As the Yankees and Mets squared off in one of the biggest series of the weekend, writers throughout New York discussed the sudden rise of Mets fans and Mets hype throughout New York. Some are even asking whether or not New York has switched hats from a Yankees city to a Mets city.
The popularity of New York teams has a direct effect on the business of baseball in Florida. According to my demographic research last year, there are over 2 million New York baseball fans living in Florida. That is a little less than 10% of the total population of the state.
A majority of these fans can be divided into 4 different groups:
- Yankees fans from New York living in Florida
- Mets fans from New York living in Florida
- Yankees fans from Florida
- Mets fans from Florida
According to the Facebook/New York Times 2014 demographic survey, the Yankees are the second most popular team in the Tampa Bay area. They are the favorite team of 17% of Hillsborough County and 9% of Pinellas County.
For the Mets, their Florida popularity can usually only be measured by their spring training attendance at Port St. Lucie. This year, however, the Mets visited the Rays for the first time since 2012. Earlier in the season, I predicted the Mets would draw well at Tropicana Field. That was one of the few things I was right about in my first attempt to predict attendance.
The Mets and Rays three game series at Tropicana Field averaged 26,956 fans per game and included the Rays only non-Opening Day sellout of the season. Based on current weekend attendance, the Mets series drew an average of 8,000 more people per game than the average Rays weekend game.
With attendance at Citi Field increasing 17.6% according to the New York Times and nearly 5,000 people per game seeing the Mets, there is no doubt the New York National League team has become more popular. And Rays weekend attendance benefited.
Meanwhile, Yankees baseball in Tampa Bay has been much more interesting.
Although Yankees Spring Training set a 10-year total attendance high and per game Spring attendance increased, attendance for Yankees versus Rays games at Tropicana Field has never been worse.
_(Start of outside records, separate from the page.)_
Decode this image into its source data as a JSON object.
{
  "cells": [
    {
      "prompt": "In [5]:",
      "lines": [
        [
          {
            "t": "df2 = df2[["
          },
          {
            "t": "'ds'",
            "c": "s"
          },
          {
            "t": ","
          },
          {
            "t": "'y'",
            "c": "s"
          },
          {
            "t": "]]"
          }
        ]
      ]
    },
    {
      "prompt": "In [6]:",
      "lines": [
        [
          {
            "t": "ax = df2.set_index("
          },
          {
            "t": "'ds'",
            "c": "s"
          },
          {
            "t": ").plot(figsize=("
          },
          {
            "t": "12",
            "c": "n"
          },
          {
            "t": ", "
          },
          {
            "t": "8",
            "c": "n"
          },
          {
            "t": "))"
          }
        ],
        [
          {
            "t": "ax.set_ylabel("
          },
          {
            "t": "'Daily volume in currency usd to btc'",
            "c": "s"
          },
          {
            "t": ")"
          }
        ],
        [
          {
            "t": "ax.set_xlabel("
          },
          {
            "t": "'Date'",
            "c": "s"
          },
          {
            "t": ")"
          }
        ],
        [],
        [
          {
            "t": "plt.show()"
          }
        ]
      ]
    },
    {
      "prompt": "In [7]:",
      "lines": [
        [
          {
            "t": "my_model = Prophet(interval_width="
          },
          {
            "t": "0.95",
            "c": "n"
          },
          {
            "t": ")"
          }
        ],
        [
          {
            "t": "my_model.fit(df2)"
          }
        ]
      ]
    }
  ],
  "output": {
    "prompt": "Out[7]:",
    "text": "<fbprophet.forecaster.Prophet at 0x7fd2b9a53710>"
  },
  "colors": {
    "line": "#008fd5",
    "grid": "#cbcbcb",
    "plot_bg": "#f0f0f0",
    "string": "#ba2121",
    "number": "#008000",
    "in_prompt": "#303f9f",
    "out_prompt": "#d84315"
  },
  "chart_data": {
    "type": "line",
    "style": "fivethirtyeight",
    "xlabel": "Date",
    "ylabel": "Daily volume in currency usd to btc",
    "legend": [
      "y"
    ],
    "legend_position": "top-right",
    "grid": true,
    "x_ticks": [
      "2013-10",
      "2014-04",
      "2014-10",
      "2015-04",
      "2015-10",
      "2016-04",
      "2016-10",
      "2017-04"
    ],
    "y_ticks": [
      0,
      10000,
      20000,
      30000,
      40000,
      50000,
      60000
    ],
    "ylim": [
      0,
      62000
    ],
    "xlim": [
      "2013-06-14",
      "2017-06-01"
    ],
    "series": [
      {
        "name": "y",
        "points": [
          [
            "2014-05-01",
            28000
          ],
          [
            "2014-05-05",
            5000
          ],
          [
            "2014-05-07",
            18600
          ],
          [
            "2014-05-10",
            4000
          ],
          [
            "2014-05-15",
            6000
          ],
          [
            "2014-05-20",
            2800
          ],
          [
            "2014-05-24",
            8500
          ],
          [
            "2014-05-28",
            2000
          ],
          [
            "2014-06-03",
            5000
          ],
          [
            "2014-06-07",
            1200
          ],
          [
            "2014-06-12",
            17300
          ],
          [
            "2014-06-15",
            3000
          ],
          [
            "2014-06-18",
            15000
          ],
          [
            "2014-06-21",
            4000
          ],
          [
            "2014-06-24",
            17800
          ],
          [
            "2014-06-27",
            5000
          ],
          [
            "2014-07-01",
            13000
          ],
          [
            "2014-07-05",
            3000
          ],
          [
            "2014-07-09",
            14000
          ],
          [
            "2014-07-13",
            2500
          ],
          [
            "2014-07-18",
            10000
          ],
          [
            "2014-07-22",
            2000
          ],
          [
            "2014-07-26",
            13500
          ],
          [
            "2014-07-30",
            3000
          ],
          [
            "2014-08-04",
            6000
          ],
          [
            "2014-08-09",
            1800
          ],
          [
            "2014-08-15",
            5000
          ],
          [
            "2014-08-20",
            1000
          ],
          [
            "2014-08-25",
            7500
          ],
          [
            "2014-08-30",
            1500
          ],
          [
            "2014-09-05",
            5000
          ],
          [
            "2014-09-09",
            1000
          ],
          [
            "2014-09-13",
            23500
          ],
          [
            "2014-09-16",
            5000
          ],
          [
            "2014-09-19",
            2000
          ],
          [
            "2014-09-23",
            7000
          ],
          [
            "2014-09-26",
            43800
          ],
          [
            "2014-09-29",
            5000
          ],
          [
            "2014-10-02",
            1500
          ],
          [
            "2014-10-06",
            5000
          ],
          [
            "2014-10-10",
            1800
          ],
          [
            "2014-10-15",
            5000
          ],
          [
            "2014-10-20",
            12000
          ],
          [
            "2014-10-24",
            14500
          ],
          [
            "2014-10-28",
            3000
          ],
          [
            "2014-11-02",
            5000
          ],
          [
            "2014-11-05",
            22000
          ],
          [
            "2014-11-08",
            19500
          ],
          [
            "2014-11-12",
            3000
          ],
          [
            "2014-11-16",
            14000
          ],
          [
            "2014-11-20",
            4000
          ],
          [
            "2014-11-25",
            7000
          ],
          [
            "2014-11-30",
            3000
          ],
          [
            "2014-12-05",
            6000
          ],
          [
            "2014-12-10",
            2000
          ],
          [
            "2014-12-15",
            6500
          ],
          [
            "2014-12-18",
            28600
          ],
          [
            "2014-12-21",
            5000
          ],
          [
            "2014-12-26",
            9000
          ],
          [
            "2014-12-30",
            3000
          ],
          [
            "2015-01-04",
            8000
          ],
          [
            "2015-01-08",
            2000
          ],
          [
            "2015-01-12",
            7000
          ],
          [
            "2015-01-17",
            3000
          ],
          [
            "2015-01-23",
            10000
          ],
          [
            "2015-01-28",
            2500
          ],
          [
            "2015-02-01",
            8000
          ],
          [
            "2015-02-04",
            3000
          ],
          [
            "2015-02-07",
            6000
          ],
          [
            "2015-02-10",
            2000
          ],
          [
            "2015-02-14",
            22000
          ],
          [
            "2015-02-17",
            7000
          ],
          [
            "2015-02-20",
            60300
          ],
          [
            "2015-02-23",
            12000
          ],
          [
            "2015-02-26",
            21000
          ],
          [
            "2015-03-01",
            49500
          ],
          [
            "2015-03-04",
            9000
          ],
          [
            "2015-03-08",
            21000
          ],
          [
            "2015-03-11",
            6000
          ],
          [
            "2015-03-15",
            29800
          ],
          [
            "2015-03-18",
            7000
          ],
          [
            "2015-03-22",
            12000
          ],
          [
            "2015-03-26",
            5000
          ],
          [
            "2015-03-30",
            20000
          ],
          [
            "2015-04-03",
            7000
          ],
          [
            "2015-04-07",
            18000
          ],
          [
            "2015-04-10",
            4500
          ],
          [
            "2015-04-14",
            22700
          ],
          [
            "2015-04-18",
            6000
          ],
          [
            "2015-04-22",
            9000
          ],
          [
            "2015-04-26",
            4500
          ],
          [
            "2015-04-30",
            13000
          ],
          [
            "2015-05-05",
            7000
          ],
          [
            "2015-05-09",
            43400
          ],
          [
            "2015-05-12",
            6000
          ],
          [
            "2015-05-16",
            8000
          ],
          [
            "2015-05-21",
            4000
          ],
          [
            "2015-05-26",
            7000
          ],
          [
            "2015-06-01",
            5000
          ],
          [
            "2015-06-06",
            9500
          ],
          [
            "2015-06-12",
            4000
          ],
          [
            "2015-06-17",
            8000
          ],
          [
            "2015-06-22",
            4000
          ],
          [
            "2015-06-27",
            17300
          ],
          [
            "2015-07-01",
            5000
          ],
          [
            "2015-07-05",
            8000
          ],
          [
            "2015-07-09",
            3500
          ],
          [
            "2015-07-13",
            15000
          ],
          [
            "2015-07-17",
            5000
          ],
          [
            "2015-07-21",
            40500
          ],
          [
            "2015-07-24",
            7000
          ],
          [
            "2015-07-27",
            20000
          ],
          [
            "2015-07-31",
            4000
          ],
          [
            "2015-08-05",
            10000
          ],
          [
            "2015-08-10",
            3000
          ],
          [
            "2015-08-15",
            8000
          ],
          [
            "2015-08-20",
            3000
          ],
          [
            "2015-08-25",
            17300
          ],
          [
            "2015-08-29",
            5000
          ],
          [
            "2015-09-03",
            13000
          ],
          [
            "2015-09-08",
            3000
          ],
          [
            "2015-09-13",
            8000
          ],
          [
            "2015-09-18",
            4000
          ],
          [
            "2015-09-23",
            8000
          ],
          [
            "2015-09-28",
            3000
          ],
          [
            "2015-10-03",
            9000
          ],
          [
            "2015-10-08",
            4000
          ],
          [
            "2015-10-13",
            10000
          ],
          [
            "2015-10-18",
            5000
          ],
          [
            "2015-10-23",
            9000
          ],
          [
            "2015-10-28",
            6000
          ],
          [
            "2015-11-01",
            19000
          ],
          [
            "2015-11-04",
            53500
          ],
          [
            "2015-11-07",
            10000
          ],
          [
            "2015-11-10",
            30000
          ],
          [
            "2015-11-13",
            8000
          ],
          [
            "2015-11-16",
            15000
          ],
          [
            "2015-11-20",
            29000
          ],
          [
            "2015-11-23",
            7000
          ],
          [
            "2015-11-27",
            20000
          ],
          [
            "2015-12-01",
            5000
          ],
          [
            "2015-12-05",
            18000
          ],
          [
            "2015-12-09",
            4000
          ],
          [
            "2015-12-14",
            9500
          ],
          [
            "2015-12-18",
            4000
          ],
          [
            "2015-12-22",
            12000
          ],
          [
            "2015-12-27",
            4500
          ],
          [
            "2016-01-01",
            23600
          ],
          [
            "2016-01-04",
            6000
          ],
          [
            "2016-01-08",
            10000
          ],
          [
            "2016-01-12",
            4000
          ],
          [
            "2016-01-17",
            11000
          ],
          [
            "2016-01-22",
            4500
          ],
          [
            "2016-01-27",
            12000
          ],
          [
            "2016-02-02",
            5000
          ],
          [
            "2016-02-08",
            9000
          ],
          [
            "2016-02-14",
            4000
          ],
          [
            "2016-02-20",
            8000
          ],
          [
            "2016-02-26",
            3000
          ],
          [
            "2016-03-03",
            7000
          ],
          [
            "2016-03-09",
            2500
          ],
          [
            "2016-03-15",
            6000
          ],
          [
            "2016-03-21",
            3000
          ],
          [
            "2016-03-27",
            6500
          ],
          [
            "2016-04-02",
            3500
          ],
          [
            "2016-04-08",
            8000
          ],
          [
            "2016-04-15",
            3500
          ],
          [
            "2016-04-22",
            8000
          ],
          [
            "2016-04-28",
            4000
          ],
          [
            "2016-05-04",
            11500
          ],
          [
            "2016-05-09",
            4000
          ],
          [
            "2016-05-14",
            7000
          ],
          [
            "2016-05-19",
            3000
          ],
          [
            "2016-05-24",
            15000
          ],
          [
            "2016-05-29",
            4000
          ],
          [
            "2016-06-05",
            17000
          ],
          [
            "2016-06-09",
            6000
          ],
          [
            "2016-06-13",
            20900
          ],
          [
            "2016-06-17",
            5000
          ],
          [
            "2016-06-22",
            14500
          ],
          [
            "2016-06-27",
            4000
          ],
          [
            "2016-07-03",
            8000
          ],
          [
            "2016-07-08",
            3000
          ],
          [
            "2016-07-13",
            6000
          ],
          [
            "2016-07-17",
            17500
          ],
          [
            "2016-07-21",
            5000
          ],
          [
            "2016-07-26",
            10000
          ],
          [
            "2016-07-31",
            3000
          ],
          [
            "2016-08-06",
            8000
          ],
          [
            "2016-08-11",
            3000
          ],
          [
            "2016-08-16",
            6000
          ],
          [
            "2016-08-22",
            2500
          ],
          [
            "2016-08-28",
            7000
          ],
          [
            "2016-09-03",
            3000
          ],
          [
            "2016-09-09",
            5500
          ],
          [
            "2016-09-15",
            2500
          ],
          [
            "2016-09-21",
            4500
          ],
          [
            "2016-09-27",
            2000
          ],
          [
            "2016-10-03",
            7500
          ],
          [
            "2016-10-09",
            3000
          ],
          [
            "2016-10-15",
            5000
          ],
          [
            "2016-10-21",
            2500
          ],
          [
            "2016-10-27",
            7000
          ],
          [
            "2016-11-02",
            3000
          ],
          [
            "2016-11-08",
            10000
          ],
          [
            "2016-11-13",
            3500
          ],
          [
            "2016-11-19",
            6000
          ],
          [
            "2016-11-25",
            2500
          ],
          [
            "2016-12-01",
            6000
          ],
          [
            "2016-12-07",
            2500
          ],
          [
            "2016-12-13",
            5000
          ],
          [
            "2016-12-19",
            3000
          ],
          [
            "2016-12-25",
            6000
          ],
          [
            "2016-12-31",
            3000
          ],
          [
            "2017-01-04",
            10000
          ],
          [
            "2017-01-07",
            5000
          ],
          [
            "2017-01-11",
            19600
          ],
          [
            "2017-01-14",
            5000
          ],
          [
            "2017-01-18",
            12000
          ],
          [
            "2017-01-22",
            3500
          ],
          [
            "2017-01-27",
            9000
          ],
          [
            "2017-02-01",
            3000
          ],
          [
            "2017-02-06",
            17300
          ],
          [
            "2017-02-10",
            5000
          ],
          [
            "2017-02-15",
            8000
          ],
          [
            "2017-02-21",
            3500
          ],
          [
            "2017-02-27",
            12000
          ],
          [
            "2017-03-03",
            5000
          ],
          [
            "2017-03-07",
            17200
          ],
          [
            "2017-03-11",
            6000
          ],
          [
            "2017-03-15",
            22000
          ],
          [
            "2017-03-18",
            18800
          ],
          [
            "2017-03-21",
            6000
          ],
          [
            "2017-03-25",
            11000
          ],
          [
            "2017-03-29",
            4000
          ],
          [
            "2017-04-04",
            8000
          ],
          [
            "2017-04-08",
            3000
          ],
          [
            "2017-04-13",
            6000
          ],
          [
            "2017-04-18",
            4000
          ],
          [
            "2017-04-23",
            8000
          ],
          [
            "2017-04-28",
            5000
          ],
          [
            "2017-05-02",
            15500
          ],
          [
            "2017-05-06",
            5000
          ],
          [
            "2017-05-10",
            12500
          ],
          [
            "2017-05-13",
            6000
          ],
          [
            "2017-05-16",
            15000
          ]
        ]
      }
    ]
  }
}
The following chart looks at Yankees versus Rays attendance at Tropicana Field during the Sternberg Ownership Era.
From 2014 to 2015, attendance at Tropicana Field for Yankees versus Rays games dropped 44%. That is a huge decrease and worth exploring. While Rays attendance has decreased across the board, the decrease in attendance for games versus the Yankees stands out.
We also saw a huge drop in Tampa Yankees attendance this year (-20%). While it wasn’t a good year for the Florida State League overall, the Tampa Yankees had the biggest attendance drop in the league.
Could attendance for Yankees games at Tropicana Field be tied to Yankees attendance in New York? Could Yankees fans in Florida feel the same about seeing their team as their fellow fans in New York?
According to the New York Times,
The Yankees’ paid attendance at home is averaging 39,537 a game, down 5.6 percent from the average at this time last year, according to Baseball-Reference.com. The Yankees, who trail first-place Toronto by three games in the American League East, have never averaged below 40,000 fans a game since moving to the new Yankee Stadium in 2009.
And Yankees TV ratings are also down.
But the Yankees, who averaged 454,000 viewers a game in 2007, are drawing only 256,000 this season, a 10 percent decrease from 2014 after a comparable number of games.
Could Yankees fans lack of enthusiasm be a national phenomenon? Finding out this answer would require a lot of research, from exploring ratings for Yankees national broadcasts to looking at road attendance for Yankees games in every stadium and calculating percentage above or below average attendance per day.
Far beyond the purview of this site.
But if Rays fans are attending games 10-15% less in 2015 than they did in 2014 and the same amount of opposing fans attended, attendance versus the visiting Yankees should have still been over 20,000 per game.
Without polling every fan in attendance, we will never know how many fans for each team attended each game. But if looking at Yankees attendance and ratings in New York is any indication, we can safely make the assumption Yankees fans are not as interested in seeing the Yankees as they were last year, especially in Tropicana Field.
The Yankees presence in Tampa will continue to loom large as long as the City of Tampa considers the Yankees a “hometown” team and as long as the Tampa Sports Authority is personally invested in the success of Steinbrenner Field. But perhaps this momentary lack of interest in the Yankees could allow the Rays to penetrate the market of Florida-born fans looking for a team to root for.